Depuis environ cinq ans, la compagnie australienne
Reino propose aux municipalités et aux institutions qui possèdent des terrains de stationnement un système de gestion du paiement qui risque de reléguer nos bons vieux parcos aux oubliettes.
Tout comme certains systèmes qu’on peut voir ici, le
Multibay Meter permet de couvrir plusieurs emplacements (jusqu’à dix) avec un seul appareil, réduisant considérablement l’encombrement des trottoirs (jusqu’à 75%) ainsi que le coût des infrastructures. Il n’utilise pas de reçu à insérer sous le pare-brise ou à conserver mais plutôt un numéro d’emplacement pour assurer le suivi des fautifs, ce qui permet aux automobilistes de payer et de partir sans retourner à leur véhicule. Ceci évite d’avoir à intégrer une imprimante dont le mécanisme est synonyme de bris fréquents et atténue l’impact environmental de l’utilisation du papier thermique.

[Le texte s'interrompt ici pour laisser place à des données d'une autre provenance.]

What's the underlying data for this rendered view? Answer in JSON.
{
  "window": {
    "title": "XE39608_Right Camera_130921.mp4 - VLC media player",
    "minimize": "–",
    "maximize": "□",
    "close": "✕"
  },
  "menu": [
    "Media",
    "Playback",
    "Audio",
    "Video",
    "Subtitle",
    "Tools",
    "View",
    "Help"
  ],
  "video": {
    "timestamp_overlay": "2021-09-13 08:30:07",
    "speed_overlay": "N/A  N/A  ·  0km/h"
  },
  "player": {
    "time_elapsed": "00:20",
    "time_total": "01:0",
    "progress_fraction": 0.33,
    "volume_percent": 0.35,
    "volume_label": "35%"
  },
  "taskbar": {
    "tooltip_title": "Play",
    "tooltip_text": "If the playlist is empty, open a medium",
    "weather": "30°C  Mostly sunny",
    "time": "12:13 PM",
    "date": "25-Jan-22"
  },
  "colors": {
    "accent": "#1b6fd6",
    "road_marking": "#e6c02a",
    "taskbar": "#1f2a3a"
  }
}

Le parcomètre stéroïdé du pays des kangourous présente plusieurs caractéristiques qui le distingue des horodateurs de première génération. D’abord, il accepte différents modes de paiement : comptant, carte de crédit, carte à puce et même téléphone cellulaire… Imaginez! Vous êtes dans un
meeting qui s’éternise et en quelques secondes, grâce à un simple appel, vous évitez la #@%*! de contravention habituelle.
Mais la magie du sans fil ne joue pas seulement en votre faveur. Dans le confort de son véhicule de patrouille, le responsable des #@%*!… vous savez qui, peut effectuer un relevé à distance des délinquants et ne s’arrêter que pour délivrer son fâcheux bout de papier seulement à ceux qui le méritent. Résultat : moins de temps perdu à vérifier des véhicules qui ne mérite pas de P.V., accroîssement de la productivité, plus de contraventions, plus de revenus pour la ville et un maire heureux (comme si ça ne prenait que ça).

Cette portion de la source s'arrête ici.